Teenage boys who show a combination of depressive symptoms and elevated levels of the 'stress hormone' cortisol are up to fourteen times more likely to develop major depression than those who show neither trait, according to research funded by the Wellcome Trust.

In a study published today in the Proceedings of the National Academy of Sciences, researchers from the University of Cambridge have identified the first biomarker a biological signpost for major, or clinical, depression. They argue that this could help identify those boys in particular at greatest risk of developing the illness and provide treatment at an earlier stage.

Major, or clinical, depression is a debilitating mental health problem that will affect one in six people at some point in their lives. However, until now there have been no biomarkers for major depression; this is believed to be, in part, because both the causes and the symptoms can be so varied.

"Depression is a terrible illness that will affect as many as ten million people in the UK at some point in their lives," says Professor Ian Goodyer from the University of Cambridge, who led the study. "Through our research, we now have a very real way of identifying those teenage boys most likely to develop clinical depression. This will help us strategically target preventions and interventions at these individuals and hopefully help reduce their risk of serious episodes of depression and their consequences in adult life."

Dr Matthew Owens from the University of Cambridge, first author on the study, adds: "This new biomarker suggests that we may be able to offer a more personalised approach to tackling boys at risk for depression. This could be a much needed way of reducing the number of people suffering from depression, and in particular stemming a risk at a time when there has been an increasing rate of suicide amongst teenage boys and young men."

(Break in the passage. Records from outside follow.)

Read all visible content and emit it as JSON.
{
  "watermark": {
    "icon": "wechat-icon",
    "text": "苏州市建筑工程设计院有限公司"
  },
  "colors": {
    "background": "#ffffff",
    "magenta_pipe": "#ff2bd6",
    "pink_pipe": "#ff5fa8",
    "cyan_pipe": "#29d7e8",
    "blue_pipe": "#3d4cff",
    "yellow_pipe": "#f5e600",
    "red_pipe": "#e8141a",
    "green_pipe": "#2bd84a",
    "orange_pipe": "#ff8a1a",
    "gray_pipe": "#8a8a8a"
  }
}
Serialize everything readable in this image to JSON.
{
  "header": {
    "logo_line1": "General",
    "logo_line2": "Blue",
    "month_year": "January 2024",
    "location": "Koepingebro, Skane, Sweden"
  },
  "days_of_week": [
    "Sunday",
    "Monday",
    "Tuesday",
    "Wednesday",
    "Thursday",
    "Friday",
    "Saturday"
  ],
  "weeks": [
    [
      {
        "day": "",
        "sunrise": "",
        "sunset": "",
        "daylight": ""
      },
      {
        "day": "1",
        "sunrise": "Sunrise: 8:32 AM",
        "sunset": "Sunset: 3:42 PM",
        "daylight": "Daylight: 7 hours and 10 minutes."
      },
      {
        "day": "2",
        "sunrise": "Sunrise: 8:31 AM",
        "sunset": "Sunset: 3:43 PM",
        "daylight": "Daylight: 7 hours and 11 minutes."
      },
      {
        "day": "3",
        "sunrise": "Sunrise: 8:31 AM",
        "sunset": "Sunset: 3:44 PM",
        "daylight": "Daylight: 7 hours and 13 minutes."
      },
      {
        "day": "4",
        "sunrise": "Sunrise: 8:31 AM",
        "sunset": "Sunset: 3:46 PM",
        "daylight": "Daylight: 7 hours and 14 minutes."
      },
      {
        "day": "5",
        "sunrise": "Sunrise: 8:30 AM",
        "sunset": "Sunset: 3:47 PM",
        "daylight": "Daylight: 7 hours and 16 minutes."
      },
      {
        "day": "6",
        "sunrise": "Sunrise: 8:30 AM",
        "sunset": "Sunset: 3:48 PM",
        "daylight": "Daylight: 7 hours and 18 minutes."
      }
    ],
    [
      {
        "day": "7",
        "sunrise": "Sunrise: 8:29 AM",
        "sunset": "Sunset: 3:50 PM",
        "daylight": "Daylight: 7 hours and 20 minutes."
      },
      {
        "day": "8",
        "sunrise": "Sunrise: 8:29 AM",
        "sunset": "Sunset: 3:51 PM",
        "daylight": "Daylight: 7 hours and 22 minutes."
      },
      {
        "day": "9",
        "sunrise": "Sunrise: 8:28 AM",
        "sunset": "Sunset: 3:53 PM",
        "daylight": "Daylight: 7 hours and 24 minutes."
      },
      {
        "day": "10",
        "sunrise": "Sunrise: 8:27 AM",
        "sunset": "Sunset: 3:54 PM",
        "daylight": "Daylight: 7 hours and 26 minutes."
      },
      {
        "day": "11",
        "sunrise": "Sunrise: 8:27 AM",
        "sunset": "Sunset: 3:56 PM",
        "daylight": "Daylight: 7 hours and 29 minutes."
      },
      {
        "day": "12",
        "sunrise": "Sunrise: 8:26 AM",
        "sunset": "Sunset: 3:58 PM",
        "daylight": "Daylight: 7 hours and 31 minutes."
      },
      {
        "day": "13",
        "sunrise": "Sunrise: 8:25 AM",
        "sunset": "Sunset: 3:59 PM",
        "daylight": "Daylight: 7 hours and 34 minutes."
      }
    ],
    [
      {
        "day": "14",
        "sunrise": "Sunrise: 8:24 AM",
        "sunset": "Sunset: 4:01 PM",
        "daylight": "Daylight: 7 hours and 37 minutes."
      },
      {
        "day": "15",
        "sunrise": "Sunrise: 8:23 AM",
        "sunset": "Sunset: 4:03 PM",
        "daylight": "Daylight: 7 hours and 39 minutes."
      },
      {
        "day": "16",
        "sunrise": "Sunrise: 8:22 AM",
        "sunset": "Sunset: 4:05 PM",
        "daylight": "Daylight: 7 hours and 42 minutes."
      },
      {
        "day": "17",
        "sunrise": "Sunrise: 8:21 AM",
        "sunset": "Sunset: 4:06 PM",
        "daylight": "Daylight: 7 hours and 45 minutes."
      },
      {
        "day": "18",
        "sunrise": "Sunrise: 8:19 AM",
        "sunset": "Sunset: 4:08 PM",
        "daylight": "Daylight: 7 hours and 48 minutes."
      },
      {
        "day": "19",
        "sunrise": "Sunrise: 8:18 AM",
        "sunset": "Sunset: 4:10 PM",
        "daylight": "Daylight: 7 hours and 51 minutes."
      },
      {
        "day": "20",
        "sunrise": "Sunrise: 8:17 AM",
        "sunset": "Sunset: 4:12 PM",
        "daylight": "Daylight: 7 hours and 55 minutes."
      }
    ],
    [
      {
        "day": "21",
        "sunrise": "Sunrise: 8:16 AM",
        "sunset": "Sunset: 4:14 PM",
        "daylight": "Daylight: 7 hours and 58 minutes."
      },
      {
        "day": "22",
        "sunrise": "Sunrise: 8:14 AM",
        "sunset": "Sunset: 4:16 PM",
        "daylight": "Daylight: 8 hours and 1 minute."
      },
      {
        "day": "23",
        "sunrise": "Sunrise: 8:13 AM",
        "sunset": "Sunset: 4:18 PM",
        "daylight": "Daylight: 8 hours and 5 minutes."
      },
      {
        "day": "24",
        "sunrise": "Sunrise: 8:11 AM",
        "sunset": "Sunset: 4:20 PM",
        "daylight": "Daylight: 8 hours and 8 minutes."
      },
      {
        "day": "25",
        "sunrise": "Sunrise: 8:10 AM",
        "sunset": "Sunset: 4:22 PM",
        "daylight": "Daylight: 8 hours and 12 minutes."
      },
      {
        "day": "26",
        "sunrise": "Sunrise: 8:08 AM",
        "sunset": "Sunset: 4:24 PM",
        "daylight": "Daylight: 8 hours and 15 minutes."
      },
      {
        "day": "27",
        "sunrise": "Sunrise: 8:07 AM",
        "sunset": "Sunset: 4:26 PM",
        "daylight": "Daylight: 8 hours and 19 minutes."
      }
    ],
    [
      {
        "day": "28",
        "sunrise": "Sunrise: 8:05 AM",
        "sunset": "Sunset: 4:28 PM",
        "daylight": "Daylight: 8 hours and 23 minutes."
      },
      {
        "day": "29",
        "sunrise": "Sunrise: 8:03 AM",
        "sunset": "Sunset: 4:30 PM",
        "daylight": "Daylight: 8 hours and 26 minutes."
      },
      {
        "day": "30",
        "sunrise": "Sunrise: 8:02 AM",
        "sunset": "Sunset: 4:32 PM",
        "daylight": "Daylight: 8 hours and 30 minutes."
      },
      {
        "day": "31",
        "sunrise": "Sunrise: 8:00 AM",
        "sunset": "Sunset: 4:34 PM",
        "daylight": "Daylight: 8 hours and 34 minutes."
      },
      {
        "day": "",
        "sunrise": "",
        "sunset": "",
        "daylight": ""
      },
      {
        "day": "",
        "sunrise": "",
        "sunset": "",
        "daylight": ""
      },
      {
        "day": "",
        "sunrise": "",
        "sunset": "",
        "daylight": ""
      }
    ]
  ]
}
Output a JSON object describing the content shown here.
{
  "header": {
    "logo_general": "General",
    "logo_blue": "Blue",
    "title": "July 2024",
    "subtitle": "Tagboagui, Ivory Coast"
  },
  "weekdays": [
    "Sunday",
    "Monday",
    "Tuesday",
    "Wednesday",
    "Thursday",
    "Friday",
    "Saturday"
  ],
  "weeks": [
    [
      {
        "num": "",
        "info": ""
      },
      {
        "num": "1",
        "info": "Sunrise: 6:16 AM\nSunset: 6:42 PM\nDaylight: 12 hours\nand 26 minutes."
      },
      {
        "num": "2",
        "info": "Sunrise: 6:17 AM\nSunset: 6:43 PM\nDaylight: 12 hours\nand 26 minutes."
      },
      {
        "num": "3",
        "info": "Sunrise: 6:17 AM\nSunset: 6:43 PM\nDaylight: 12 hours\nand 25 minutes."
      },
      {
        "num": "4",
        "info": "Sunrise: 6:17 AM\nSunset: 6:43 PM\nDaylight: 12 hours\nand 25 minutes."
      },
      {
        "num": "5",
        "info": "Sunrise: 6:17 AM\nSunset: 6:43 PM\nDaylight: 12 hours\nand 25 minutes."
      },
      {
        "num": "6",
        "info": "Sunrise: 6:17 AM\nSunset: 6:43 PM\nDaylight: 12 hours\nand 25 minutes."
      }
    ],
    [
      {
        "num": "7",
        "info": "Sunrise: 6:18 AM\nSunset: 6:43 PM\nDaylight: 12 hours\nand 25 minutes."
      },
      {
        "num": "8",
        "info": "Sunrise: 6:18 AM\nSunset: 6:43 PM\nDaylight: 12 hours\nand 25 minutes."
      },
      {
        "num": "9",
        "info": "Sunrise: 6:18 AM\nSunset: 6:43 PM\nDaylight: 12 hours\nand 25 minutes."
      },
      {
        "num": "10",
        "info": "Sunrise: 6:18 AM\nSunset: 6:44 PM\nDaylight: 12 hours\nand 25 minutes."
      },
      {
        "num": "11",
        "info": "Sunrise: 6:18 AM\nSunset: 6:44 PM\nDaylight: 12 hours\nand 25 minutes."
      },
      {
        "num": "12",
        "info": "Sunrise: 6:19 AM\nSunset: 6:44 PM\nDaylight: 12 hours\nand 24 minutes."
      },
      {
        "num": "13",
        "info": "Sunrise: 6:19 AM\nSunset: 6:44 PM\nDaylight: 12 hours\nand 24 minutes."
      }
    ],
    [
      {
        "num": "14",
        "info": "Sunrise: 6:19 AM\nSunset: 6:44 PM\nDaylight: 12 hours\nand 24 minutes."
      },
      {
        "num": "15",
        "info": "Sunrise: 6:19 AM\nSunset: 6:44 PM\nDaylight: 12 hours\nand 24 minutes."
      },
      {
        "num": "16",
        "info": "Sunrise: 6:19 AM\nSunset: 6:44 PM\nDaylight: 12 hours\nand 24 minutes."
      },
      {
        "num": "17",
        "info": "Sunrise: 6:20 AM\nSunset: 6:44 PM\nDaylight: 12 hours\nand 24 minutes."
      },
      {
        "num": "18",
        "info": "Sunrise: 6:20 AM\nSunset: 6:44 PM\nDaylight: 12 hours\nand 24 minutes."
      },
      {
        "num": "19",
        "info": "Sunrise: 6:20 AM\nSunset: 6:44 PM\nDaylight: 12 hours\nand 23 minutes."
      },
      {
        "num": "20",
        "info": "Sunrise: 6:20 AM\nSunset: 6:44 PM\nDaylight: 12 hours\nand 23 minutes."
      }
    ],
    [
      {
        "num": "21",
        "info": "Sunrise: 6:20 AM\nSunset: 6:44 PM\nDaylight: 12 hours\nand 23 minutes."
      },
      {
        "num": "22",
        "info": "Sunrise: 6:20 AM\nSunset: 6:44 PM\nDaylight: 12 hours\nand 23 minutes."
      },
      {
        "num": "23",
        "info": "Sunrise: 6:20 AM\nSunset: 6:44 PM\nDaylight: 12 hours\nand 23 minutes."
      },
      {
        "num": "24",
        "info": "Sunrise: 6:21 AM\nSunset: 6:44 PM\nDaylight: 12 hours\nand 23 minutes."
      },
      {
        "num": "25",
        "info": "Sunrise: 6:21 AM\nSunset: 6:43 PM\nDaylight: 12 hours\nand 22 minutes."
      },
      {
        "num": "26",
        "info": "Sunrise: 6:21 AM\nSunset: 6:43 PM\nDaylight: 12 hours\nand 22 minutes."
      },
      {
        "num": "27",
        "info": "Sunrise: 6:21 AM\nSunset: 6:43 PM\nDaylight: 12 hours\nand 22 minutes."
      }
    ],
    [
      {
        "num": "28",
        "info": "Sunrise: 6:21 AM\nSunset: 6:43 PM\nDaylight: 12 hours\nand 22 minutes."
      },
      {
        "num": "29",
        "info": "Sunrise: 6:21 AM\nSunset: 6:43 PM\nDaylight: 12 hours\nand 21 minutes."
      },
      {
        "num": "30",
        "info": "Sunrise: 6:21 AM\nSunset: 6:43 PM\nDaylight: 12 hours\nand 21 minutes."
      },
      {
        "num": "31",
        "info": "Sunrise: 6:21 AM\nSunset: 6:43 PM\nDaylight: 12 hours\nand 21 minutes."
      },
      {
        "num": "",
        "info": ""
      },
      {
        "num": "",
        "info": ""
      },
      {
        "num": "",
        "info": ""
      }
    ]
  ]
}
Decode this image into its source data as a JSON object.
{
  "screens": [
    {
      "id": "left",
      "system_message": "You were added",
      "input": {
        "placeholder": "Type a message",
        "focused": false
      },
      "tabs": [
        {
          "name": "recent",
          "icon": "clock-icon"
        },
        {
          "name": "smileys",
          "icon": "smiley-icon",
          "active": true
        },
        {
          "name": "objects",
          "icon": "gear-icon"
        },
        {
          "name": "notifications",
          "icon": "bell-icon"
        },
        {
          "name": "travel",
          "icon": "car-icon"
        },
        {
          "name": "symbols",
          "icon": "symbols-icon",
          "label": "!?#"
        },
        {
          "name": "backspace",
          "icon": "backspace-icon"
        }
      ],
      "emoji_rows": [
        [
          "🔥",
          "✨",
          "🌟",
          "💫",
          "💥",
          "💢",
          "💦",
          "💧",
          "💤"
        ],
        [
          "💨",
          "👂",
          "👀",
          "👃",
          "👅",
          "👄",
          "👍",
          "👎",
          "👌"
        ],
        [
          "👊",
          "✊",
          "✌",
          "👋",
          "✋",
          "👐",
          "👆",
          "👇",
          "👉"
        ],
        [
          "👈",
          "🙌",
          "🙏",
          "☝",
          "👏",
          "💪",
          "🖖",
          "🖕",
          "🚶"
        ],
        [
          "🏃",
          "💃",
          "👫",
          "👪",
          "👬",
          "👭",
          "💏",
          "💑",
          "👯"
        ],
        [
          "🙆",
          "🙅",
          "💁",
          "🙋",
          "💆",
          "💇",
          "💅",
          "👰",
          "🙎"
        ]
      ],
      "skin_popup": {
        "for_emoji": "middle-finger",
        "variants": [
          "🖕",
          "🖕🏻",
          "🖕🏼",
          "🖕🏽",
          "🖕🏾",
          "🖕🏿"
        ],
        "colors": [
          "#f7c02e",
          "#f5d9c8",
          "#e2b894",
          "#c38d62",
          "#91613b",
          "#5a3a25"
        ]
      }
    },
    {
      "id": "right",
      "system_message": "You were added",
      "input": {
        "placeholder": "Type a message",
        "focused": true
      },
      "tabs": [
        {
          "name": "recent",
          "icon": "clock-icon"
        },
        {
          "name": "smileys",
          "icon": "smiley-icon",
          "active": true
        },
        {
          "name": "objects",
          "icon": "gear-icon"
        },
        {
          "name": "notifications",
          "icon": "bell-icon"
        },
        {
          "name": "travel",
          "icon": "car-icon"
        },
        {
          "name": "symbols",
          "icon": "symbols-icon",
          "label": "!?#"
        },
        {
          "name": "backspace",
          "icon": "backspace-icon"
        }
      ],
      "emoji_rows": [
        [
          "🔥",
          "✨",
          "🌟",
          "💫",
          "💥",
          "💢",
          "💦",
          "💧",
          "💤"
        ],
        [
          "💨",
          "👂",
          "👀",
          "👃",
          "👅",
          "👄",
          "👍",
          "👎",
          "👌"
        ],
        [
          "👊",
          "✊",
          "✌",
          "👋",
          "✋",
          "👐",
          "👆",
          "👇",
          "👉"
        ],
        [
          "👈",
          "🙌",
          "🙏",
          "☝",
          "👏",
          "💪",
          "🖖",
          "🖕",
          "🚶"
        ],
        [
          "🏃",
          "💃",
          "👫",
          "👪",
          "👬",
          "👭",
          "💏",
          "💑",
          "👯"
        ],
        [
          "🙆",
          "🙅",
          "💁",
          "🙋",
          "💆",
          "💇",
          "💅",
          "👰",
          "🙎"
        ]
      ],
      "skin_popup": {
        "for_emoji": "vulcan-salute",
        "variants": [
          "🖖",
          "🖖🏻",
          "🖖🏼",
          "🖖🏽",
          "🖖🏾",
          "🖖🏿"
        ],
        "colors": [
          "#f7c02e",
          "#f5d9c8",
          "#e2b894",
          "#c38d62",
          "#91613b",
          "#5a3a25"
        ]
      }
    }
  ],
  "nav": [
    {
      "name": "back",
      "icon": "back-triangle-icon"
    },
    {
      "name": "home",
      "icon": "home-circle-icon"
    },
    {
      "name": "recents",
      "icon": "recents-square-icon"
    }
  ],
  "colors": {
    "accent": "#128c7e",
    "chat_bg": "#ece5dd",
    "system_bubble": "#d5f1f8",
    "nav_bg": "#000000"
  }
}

The researchers measured levels of cortisol in saliva from two separate large cohorts of teenagers. The first cohort consisted of 660 teenagers, who provided four early morning samples on schooldays within a week and then again twelve months later. The researchers were able to show within this cohort that cortisol levels were stable over one year in the population at large in both boys and girls.

A second cohort, consisting of 1,198 teenagers, provided early morning samples over three school days.

Using self-reports about current symptoms of depression collected longitudinally over the twelve months and combining these with the cortisol findings, Professor Goodyer and colleagues were able to divide the teenagers in the first cohort into four distinct sub-groups, ranging from those with normal levels of morning cortisol and low symptoms of depression over time (Group 1) through to those teenagers with elevated levels of morning cortisol and high symptoms of depression over time (Group 4) this latter group made up one in six (17%) of all subjects. Importantly, the research group replicated exactly these sub groups using the second cohort.

Because the two cohorts gave identical results, Professor Goodyer and colleagues were able to combine them and study the whole sample of 1,858 teenagers for the probability of developing clinical major depression and other psychiatric disorders when followed up 12 to 36 months later.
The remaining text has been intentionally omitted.